For (a), a scalar quantity has magnitude only, whereas a vector quantity has both magnitude and direction. Velocity is a vector quantity. For (b), the acceleration is represented by the gradient (slope) of the speed-time graph, and the distance travelled is represented by the total area under the speed-time graph. For (c), the weight is calculated using the formula \(W = m \times g\). Substituting the values: \(W = 15\text{ kg} \times 9.8\text{ m/s}^2 = 147\text{ N}\). For (d), the weight acts downwards (\(147\text{ N}\)) and the air resistance acts upwards (\(50\text{ N}\)). The resultant force is: \(147\text{ N} - 50\text{ N} = 97\text{ N}\) acting downwards. For (e), as the box falls and its speed increases, the upward air resistance force acting on it also increases. Eventually, the magnitude of the upward air resistance becomes equal to the downward weight of the box. At this point, the forces are balanced, the resultant force is zero, and the box stops accelerating, falling at a constant terminal velocity.

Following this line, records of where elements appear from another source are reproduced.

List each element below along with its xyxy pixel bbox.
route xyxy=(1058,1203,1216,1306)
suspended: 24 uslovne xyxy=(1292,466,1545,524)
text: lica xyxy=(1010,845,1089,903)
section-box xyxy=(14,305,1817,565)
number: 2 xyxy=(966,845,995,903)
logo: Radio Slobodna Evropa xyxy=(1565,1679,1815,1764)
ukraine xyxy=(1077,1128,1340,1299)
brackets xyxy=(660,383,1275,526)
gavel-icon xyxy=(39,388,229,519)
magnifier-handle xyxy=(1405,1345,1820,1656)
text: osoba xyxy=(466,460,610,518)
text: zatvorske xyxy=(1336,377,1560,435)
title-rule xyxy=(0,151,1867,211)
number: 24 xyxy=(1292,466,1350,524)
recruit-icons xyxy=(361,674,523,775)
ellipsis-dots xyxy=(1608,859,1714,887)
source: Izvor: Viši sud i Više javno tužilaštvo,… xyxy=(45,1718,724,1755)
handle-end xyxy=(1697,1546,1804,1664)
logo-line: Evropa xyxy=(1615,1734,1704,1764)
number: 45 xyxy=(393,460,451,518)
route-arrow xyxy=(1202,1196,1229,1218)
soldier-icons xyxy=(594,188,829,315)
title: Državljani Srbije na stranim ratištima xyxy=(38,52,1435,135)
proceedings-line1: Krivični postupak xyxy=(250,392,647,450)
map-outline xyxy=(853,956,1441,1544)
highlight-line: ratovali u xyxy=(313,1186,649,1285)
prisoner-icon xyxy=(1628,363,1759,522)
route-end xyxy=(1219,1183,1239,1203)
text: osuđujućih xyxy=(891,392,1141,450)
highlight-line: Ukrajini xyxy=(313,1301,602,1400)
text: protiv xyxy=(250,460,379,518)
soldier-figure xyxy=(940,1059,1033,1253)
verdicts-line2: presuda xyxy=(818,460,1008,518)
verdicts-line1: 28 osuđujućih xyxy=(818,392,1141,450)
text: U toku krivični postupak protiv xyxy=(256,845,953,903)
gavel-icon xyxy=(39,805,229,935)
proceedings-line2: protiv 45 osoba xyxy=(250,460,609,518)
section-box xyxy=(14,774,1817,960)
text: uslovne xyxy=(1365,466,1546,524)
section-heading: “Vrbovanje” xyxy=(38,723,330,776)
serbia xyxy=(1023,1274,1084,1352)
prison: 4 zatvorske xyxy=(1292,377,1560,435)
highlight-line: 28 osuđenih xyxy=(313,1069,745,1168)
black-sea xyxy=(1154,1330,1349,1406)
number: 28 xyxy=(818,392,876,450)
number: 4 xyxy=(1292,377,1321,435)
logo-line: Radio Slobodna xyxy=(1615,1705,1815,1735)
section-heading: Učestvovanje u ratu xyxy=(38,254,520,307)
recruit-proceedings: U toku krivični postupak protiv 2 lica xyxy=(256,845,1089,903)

(a) Scalar has magnitude only, vector has magnitude and direction [1 mark]; Velocity is a vector [1 mark].
(b) Acceleration is the gradient (slope) [1 mark]; Distance travelled is the area under the graph [1 mark].
(c) Correct formula used: \(W = m \times g\) [1 mark]; Correct calculation: \(15 \times 9.8 = 147\text{ N}\) [1 mark].
(d) Correct subtraction of forces (\(147 - 50\)) to give \(97\text{ N}\) [1 mark]; Direction stated as downwards [1 mark].
(e) Air resistance increases as speed increases [1 mark]; Air resistance becomes equal to weight, so the resultant force is zero (and acceleration becomes zero) [1 mark].